Gemma 4 12BはオープンウェイトでApache 2.0ライセンスのため、API料金やサブスクリプションなしで利用できます。モデルをダウンロードして自分のマシンで実行するか、ブラウザで試せます。必要なコストは、実行に使う手元のハードウェアだけです。
まず押さえておくべき点は、12Bがローカルおよびオンデバイス用途向けに作られていることです。より大型の31Bと26Bは、GoogleがAI Studioで無料チャット用にホストしています。12Bの主な利点は、16GBクラスのノートPCでも動かせることです。モデル仕様を先に確認したい場合は、Gemma 4 12Bとはを参照してください。
この記事では、ブラウザでの即時デモから、ローカルAPIとしてアプリに組み込める構成まで、無料で試せる6つの方法を実装手順ベースで紹介します。
クイックサマリー
| 方法 | 得られるもの | 最適な用途 |
|---|---|---|
| Hugging Face Space | ブラウザチャット、インストール不要 | 1分で試す |
| Ollama | ローカルモデル + OpenAI互換API | 開発者向け、ワンコマンド |
| LM Studio | GUI付きローカルデスクトップアプリ | ターミナル不要 |
| llama.cpp | 軽量ローカルAPIサーバー | 上級者向け、低オーバーヘッド構成 |
| HF Transformers | Python、完全制御、無料Colab GPU | ノートブック、検証、ファインチューニング |
| Google AI Edge | オンデバイス、モバイル | スマートフォン、エッジハードウェア |
方法1: ブラウザで試す(インストール不要)
最短で動作確認するなら、Hugging Faceの公式デモSpaceを使います。ダウンロード、アカウント作成、GPUは不要です。
手順:
- Gemma 4 12Bデモスペースを開く
- プロンプトを入力する
- 必要に応じて画像または音声クリップをアップロードする
- 応答を確認する
この方法は、モデルの雰囲気やマルチモーダル入力を素早く確認する用途に向いています。アプリケーションに組み込む段階では、次のOllamaやllama.cppのようなローカルAPI方式に移行すると扱いやすくなります。
方法2: Ollama(開発者向けの標準ルート)
Ollamaは、Gemma 4 12Bをローカルで起動し、OpenAI互換APIとして使う最も簡単な方法です。
Ollamaをインストールする
macOSまたはLinux:
curl -fsSL https://ollama.com/install.sh | sh
Windowsでは、ollama.comからインストーラーをダウンロードして実行します。
モデルをダウンロードして実行する
ollama pull gemma4:12b
ollama run gemma4:12b
ollama pullはモデルをダウンロードします。デフォルトでは4ビットQ4_K_Mビルドで、サイズは約8GBです。

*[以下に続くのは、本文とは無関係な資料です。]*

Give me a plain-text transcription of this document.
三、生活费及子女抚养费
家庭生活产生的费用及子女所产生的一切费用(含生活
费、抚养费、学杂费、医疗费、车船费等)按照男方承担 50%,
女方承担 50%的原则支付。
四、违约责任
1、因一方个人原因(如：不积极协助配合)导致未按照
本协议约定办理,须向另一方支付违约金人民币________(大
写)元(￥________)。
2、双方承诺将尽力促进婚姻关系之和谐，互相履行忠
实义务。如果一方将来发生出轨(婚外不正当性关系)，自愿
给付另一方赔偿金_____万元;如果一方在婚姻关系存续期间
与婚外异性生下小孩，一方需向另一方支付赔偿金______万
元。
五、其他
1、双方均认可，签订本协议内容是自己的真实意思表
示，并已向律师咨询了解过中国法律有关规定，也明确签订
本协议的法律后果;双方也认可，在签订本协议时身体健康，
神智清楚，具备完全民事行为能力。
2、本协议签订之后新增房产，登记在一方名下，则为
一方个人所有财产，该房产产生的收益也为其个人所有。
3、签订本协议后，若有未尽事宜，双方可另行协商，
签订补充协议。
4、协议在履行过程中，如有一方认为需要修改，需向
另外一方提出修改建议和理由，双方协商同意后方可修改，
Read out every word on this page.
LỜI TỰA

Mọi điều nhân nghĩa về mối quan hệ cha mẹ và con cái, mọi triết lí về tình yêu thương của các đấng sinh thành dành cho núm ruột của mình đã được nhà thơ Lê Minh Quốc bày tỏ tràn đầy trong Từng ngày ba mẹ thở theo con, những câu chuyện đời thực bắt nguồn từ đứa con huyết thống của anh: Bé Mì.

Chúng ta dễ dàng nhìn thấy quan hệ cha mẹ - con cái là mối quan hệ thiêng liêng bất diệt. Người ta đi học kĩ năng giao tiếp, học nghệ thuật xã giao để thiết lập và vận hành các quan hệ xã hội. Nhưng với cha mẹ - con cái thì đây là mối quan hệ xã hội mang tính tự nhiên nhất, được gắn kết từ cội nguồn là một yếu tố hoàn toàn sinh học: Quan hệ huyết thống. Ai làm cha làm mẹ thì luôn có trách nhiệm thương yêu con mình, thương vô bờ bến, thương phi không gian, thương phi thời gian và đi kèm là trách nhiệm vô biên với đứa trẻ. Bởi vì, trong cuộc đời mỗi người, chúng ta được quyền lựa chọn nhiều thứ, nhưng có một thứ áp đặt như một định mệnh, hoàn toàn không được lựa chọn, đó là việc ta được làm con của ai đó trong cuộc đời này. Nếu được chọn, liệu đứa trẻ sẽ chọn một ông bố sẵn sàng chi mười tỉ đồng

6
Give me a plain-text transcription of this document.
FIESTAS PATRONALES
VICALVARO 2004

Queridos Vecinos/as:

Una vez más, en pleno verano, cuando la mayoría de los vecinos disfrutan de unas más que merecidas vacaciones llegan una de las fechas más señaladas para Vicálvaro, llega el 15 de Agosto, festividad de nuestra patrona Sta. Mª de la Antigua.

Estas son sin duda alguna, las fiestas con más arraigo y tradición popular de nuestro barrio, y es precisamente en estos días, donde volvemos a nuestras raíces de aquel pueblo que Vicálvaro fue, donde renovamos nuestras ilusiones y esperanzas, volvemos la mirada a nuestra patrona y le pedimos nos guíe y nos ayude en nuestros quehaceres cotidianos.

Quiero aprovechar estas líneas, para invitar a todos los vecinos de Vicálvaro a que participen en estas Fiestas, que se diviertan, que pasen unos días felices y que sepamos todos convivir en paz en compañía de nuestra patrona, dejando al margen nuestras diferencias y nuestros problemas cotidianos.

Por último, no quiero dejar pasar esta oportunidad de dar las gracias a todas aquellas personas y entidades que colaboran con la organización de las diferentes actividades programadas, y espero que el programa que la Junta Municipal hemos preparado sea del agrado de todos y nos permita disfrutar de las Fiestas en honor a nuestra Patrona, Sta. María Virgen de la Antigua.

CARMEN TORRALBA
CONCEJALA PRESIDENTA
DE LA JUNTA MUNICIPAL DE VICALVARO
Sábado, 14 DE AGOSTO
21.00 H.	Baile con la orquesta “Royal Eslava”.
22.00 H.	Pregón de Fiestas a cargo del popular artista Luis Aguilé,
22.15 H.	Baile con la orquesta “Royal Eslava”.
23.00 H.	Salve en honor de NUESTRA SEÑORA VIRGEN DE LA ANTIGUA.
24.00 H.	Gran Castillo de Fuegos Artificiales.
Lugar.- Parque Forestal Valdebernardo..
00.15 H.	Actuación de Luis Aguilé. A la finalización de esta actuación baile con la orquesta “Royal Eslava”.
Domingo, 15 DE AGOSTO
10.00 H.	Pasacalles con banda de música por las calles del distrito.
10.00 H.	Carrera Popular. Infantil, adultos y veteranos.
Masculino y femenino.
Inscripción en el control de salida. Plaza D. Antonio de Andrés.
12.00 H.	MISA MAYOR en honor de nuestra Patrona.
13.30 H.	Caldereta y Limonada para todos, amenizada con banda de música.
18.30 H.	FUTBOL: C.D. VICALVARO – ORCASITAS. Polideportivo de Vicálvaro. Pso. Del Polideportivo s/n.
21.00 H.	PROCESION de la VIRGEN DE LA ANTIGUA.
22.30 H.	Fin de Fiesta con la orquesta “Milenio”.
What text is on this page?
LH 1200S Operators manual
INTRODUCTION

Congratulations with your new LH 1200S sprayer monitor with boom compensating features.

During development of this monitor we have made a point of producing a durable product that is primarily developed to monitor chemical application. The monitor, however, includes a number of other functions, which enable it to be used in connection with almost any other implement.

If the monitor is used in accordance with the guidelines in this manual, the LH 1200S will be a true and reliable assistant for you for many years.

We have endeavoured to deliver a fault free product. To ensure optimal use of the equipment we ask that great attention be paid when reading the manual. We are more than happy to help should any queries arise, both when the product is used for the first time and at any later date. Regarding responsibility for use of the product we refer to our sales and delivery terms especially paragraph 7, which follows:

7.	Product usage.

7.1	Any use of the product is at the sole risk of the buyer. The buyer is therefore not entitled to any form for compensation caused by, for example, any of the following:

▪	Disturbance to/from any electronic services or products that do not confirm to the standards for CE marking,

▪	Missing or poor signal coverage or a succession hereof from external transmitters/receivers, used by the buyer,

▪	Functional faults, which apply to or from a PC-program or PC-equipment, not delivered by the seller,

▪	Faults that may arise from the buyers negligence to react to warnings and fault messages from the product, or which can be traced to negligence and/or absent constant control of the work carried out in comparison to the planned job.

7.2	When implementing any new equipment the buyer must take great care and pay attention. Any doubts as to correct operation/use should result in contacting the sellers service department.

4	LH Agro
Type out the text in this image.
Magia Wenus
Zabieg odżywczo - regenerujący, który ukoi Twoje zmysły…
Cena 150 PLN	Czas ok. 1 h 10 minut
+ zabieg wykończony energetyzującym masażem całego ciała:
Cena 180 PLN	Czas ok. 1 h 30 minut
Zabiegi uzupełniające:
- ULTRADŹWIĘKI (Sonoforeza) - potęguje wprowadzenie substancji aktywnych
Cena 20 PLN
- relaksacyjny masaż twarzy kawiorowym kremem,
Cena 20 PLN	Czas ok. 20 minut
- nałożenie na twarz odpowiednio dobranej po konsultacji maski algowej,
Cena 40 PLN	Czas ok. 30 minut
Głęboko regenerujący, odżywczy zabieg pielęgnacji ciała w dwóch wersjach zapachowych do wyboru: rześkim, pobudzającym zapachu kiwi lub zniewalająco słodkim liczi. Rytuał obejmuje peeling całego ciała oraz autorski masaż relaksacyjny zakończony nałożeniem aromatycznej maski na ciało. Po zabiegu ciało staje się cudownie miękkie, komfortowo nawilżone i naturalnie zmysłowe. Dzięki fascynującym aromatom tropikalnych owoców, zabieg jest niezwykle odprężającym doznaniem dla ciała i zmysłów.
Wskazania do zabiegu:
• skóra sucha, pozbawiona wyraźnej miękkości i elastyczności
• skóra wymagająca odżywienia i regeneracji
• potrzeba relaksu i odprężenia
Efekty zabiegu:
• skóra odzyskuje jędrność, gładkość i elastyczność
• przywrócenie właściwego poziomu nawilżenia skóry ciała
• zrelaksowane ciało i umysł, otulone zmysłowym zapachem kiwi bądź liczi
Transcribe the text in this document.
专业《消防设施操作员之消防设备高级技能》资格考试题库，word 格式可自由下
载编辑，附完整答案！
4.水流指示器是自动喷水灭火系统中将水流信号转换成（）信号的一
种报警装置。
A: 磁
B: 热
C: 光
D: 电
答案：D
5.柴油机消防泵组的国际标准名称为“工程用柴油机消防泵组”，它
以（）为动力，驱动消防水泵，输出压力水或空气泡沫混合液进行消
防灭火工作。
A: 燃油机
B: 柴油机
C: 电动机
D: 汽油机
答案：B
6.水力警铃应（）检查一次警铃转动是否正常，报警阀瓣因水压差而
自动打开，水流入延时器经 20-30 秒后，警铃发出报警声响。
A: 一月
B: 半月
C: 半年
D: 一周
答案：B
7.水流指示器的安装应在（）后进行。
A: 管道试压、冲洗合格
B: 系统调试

ollama runを実行すると、ターミナル上で対話チャットが始まります。終了するには次を入力します。
/bye
ローカルAPIとして呼び出す
Ollamaはhttp://localhost:11434でOpenAI互換REST APIを公開します。APIキー、クラウド契約、レート制限は不要です。
curl http://localhost:11434/v1/chat/completions \
-H "Content-Type: application/json" \
-d '{
"model": "gemma4:12b",
"messages": [
{
"role": "user",
"content": "Explain how transformers work in two sentences."
}
]
}'
OpenAI互換のため、OpenAI SDKや対応ツールではベースURLを次のように差し替えるだけで使えます。
http://localhost:11434/v1
IDEやエージェントツールに接続する場合も同じ考え方です。設定パターンはCursorでのDeepSeek V4ウォークスルーと同様で、モデル名をgemma4:12bに置き換えます。
よく使うOllamaコマンド:
ollama list # ダウンロード済みモデルを表示
ollama ps # 実行中のモデルを表示
ollama show gemma4:12b # モデル詳細を表示
方法3: LM Studio(ターミナル不要)
コマンドラインを使いたくない場合は、Windows、macOS、Linux向けのデスクトップアプリであるLM Studioを使います。
手順:
- LM Studioをダウンロードしてインストールする
- モデルカタログで Gemma 4 12B を検索する
- RAMに合う量子化ビルドを選んでダウンロードする
- Chatタブを開いてプロンプトを入力する
LM Studioはローカルサーバーも起動できます。通常はポート1234でOpenAI互換エンドポイントを公開するため、GUIで試したあと、そのままAPIとして呼び出せます。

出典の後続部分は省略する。